How To Lubricate Your Brakes

How To Lubricate Your Brakes
January 9, 2024
How To Lubricate Your Brakes

Your vehicle's brakes rely on friction to slow down and stop. Pads pressed against the rotors, you might think. But wait, doesn't lubrication go against friction? Surprisingly, the right kind of lube is essential for smooth, quiet, and effective braking.

Why Lube Your Brakes?

Properly functioning brakes are paramount for your safety and those around you. This guide dives into the dos and don'ts of brake lubrication, ensuring your braking system operates flawlessly.

Why Lube Your Brakes?

Not just any oil will do! Brake lubricants need to handle extreme temperatures without melting or affecting other components. Avoid petroleum-based lubes; they can damage plastic and rubber seals. Stick to synthetic, non-petroleum, or silicone-based lubes for plastic/rubber areas and dry film lubes with graphite or molybdenum disulfide for metal-on-metal contact.

Where to Apply:

Focus on moving parts. Lubricate caliper bushings, slide pins, abutment clips, and pad mounting tabs. Skip the back of PowerStop pads – their multi-layered shims handle noise. If desired, a thin layer on the back where it touches the caliper piston is okay. Remember, never lube the friction side of the pad!

Tips for Success:

  • Clean the system before applying lube.
  • Use brake cleaner and dry with a soft cloth.
  • Remove rust with a file or small grinding tool.
  • Apply lube sparingly with your finger.
  • Follow the specific lube instructions.

Disc Brakes:

  • Caliper slides, pins, bushings, and self-adjusting mechanisms.
  • Contact points where pads slide within the housing.
  • Parking brake cables and linkage.

Drum Brakes:

  • Backing plate raised pads.
  • Star adjuster mechanisms.
  • Hinge points for self-adjusters or parking brake linkage.
  • Parking brake cables.

Lube No-Nos:

  • Friction surfaces of brake pads and drums.
  • Inside of the drum where shoes contact it.
  • Areas with rubber or plastic seals (except for hydraulic components).
  • Over-lubricating, leading to drips and potential issues.

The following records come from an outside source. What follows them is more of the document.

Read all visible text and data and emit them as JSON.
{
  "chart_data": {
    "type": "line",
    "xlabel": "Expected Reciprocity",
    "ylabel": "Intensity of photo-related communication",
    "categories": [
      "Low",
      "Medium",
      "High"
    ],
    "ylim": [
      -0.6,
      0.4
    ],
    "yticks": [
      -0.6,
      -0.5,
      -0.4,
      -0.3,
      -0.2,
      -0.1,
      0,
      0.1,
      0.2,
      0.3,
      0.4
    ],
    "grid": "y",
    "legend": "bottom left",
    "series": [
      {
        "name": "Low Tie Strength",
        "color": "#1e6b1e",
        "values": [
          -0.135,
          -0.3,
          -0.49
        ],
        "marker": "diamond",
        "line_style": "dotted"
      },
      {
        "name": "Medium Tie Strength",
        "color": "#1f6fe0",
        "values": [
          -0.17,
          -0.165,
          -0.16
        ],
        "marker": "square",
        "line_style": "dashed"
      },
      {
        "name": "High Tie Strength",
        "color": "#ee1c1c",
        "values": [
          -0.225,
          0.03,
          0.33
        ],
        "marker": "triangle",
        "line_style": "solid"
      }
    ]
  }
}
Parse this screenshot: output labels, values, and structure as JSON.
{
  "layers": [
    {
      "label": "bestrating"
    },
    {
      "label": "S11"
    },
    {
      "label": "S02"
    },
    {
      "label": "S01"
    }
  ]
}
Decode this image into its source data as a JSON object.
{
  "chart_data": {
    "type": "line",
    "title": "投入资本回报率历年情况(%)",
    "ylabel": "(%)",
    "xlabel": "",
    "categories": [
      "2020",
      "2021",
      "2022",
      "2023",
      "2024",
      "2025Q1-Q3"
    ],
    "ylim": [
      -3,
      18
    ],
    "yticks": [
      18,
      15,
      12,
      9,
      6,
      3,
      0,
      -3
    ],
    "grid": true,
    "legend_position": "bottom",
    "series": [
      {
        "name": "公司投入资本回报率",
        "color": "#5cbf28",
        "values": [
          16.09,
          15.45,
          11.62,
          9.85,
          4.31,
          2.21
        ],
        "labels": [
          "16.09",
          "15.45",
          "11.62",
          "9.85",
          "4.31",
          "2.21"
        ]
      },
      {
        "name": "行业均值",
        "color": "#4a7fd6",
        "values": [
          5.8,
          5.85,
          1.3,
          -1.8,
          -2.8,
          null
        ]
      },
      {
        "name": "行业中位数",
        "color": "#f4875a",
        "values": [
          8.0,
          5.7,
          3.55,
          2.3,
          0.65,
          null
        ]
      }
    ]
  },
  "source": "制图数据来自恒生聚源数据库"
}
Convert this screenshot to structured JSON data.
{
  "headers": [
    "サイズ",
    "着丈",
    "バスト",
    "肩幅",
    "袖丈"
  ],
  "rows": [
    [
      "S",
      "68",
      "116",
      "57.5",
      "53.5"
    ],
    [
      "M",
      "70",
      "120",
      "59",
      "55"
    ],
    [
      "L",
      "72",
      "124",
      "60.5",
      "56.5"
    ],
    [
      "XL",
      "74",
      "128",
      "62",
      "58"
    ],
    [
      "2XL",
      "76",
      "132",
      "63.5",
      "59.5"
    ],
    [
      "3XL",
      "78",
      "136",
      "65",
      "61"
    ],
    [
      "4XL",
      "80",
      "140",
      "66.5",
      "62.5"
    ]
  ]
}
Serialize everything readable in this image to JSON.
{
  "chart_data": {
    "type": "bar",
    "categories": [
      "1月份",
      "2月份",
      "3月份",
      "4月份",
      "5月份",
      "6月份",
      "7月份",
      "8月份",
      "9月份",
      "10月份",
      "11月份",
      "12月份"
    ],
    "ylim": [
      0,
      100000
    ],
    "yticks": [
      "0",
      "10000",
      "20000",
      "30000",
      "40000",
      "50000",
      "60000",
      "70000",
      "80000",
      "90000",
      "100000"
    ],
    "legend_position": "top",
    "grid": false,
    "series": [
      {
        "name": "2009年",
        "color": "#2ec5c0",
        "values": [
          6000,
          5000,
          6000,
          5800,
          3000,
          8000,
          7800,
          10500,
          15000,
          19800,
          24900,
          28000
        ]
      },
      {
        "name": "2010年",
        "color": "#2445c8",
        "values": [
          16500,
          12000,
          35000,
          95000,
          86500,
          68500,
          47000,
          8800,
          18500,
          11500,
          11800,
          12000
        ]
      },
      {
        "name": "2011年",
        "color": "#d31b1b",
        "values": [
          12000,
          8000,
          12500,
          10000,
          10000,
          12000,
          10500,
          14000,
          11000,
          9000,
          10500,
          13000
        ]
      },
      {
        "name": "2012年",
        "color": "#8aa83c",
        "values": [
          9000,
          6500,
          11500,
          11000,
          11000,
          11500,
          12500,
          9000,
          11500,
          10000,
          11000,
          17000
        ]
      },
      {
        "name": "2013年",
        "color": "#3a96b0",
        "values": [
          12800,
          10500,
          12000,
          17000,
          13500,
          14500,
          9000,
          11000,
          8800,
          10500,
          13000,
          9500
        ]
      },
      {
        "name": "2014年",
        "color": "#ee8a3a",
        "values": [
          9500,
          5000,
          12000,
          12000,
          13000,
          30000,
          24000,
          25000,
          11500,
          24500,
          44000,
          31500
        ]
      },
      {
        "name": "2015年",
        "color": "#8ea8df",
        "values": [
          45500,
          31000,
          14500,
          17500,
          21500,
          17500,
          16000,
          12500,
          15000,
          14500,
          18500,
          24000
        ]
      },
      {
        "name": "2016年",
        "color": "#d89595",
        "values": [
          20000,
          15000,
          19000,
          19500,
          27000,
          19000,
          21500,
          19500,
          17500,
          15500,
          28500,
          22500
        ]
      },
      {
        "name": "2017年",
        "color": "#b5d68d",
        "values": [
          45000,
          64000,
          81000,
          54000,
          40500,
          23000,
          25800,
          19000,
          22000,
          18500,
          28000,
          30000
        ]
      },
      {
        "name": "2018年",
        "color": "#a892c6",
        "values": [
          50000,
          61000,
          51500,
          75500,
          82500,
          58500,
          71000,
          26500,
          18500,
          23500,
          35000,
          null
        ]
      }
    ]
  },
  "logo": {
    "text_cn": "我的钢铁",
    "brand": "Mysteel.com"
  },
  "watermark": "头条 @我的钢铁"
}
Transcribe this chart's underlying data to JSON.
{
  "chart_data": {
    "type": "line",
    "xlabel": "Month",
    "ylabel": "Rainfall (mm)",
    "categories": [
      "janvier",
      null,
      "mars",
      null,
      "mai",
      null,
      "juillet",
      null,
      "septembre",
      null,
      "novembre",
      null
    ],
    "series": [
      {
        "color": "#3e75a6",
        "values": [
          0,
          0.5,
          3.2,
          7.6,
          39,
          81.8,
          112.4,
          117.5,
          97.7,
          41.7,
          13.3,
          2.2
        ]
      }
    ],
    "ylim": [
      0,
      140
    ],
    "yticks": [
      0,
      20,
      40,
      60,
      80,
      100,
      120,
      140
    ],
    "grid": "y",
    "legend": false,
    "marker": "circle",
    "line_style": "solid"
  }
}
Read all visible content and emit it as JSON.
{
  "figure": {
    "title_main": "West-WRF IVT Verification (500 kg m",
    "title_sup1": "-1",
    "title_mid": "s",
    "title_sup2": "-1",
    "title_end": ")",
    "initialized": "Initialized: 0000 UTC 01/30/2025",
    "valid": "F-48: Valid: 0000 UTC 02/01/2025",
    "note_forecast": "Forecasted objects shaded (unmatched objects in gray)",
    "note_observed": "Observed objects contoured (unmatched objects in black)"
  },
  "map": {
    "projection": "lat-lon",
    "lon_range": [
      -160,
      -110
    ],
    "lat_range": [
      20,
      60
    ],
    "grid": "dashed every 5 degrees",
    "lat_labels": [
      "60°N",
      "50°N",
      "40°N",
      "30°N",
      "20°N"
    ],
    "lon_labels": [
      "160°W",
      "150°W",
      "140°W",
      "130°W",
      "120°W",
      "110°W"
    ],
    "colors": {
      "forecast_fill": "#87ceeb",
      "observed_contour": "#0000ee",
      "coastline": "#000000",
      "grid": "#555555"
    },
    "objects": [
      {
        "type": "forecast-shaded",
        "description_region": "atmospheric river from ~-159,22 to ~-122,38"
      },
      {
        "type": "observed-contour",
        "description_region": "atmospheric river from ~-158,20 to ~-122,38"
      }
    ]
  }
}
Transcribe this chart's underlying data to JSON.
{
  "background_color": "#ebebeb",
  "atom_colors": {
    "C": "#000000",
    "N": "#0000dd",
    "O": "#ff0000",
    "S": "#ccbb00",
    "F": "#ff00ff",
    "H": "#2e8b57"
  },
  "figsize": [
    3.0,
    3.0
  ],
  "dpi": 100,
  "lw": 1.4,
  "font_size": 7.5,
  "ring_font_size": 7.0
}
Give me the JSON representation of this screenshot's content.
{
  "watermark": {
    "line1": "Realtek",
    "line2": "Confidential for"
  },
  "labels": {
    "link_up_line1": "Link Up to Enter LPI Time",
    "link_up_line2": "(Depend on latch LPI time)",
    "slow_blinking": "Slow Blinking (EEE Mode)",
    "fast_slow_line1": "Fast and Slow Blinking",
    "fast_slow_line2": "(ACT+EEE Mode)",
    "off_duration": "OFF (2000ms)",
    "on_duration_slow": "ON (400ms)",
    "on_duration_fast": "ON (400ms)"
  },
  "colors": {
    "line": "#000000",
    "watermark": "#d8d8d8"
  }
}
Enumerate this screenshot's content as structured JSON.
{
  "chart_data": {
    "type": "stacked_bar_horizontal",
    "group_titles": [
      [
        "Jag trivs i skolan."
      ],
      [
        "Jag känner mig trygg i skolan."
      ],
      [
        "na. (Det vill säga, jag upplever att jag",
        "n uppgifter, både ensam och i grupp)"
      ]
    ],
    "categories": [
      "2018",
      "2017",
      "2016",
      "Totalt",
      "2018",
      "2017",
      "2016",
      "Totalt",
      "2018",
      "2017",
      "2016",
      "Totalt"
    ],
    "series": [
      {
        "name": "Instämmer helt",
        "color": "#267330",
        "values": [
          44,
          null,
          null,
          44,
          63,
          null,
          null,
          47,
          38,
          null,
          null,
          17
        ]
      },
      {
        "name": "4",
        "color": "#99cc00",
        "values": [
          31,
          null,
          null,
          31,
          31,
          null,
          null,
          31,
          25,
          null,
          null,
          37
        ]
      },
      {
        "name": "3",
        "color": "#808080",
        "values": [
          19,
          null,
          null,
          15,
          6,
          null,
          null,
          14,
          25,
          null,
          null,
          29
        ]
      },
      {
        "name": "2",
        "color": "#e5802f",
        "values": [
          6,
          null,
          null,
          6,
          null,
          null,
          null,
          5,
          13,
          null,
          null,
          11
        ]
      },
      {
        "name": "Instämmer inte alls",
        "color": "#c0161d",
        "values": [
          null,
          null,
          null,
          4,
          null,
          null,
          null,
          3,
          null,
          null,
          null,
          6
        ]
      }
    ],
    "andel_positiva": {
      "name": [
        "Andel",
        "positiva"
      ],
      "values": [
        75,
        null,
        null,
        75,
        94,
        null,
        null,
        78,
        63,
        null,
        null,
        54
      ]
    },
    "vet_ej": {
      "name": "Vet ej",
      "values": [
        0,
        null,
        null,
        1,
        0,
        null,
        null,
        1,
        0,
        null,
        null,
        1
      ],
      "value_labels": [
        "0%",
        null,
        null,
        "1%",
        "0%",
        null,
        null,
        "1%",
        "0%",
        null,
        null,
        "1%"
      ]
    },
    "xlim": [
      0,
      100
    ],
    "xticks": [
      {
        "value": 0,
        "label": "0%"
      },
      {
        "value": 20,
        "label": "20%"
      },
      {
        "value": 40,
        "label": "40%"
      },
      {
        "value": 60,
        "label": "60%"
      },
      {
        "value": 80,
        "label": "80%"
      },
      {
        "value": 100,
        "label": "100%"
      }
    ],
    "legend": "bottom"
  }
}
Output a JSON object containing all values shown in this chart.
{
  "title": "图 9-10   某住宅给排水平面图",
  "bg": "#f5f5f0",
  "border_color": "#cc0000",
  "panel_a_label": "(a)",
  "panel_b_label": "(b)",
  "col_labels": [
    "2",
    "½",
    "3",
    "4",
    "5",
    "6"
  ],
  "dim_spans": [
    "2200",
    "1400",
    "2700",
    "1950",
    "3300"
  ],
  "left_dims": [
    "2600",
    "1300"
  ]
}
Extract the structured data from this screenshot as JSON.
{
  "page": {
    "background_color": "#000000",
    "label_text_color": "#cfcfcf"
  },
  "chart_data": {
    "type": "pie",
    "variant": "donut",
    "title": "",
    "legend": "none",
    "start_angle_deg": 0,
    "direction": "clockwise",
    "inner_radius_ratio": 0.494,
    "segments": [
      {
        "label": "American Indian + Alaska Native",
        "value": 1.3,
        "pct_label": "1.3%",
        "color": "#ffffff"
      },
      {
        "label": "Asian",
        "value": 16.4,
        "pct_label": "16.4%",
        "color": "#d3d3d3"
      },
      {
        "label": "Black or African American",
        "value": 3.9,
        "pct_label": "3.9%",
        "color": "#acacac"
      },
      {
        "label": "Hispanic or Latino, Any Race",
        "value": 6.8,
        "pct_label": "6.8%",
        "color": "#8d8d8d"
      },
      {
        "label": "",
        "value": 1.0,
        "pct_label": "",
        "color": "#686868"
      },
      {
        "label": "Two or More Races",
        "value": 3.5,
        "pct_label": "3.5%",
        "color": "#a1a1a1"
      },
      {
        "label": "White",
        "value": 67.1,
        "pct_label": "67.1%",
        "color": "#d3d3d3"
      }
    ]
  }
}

With the right knowledge and technique, applying brake lube is a manageable DIY project. By following these guidelines and choosing the appropriate lubricants, you can maintain a quiet, confident braking experience and ensure your car's safety and performance. Remember, regular maintenance is key, so keep those brakes lubricated and enjoy the peace of mind that comes with knowing your stopping power is top-notch.